Suppose $X$ is disconnected, and can be written as a disjoint union of nonempty open sets $U$ and $V$ where $U$ admits the structure of a topological monoid. Then we can define a topological monoid structure on $X$, extending that on $U$, by picking a point $* \in V$ and defining $uv = vu = v$ if $u \in U, v \in V$, and $v v' = *$ for all $v,v' \in V$. So if we're looking for an example which is, say, locally path-connected, we might as well look for a path-connected example, because if any path component of $X$ admits a topological monoid structure we can extend it to all of $X$. (I've played a little fast and loose with identifying this as a monoid structure, but I think it is correct.)

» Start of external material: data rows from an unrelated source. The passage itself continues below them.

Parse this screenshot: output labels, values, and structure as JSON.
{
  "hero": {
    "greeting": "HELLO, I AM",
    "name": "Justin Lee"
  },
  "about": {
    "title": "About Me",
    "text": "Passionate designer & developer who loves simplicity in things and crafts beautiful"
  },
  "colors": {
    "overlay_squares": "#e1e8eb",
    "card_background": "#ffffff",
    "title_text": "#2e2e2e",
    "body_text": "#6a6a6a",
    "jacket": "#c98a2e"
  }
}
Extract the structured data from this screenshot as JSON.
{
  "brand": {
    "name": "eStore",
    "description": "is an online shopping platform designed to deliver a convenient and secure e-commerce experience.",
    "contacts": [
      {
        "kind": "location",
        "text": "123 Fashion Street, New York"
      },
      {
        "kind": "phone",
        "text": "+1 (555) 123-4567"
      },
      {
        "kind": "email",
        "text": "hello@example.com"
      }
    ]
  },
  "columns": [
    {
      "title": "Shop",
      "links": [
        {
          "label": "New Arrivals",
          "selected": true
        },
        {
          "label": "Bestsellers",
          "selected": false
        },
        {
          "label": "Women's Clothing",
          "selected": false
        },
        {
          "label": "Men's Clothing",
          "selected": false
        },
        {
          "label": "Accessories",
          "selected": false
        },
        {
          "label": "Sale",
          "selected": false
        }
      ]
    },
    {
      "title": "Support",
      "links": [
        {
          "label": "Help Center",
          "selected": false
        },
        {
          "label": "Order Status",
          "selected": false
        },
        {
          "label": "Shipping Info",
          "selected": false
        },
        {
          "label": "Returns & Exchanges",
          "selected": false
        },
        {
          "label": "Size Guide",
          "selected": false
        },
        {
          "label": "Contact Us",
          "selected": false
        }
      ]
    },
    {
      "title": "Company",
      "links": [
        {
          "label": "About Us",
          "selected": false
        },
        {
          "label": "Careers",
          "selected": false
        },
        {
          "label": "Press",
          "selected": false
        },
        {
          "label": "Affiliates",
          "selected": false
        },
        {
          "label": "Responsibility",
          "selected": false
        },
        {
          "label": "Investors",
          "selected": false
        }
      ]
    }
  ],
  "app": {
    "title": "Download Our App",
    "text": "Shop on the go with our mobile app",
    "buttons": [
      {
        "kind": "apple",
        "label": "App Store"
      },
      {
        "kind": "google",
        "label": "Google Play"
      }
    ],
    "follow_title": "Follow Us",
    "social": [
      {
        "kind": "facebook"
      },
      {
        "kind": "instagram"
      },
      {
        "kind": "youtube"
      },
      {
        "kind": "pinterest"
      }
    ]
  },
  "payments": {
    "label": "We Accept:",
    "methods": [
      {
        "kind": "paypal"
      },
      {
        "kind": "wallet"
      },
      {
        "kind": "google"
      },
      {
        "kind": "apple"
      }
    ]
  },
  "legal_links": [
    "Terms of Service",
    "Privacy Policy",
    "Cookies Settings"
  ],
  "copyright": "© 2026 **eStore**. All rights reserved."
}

Answer by Neil Strickland for Spaces with no topological monoid structure which are homotopy equivalent to topological monoids

2012-03-16T06:47:26Z

See here: http://mathoverflow.net/questions/22585

The question asked there was different/more general, but the answers actually address the restricted question asked here.

Answer by Benjamin Steinberg for Spaces with no topological monoid structure which are homotopy equivalent to topological monoids

2012-03-16T12:51:29Z

It is known that the topological closure of the curve $y=\sin(1/x)$ has no topological monoid structure but I don't know if it is homotopy equivalent to a monoid.

Edit. It is shown here that no monoid structure can be put on this space for which multiplication is separately continuous.

Answer by Gabriel C. Drummond-Cole for Spaces with no topological monoid structure which are homotopy equivalent to topological monoids

2012-03-21T10:43:28Z

We can modify Neil's argument in the other thread to give an example of a contractible space with no monoid structure.

Let T be a tree with the following property:

For each point x in T, there are at least two components of T \ x which contain an at least trivalent vertex.

In particular, the complement of x must have at least two components, so T cannot contain any 1-valent vertices.

For example, let T be the universal cover of the theta graph.

Now suppose that T has a monoid structure. Using Neil's argument, we can get some invertibility results. Namely, let x and y be points in two different components of the complement of the identity. Then there is a path from (e,y) to (x,y) to (x,e) in $T\times T$ which holds y fixed in the first half and x in the second half. The image of this path must pass through e, so either x or y is invertible. This implies that every point in all but one of the components of the complement of e is invertible. Then there is an at least trivalent vertex g distinct from e which is invertible and a non-constant path from $g^{-1}$ to e through invertible elements. This gives a homotopy of homeomorphisms from T to T by left multiplication. The image of g at time 0 is e; at time 1 it is g. This means at some time between them, g must be taken to an internal point of an edge of T; no homeomorphism can do that.

Such a T is homotopy equivalent to a point but can have no monoid structure.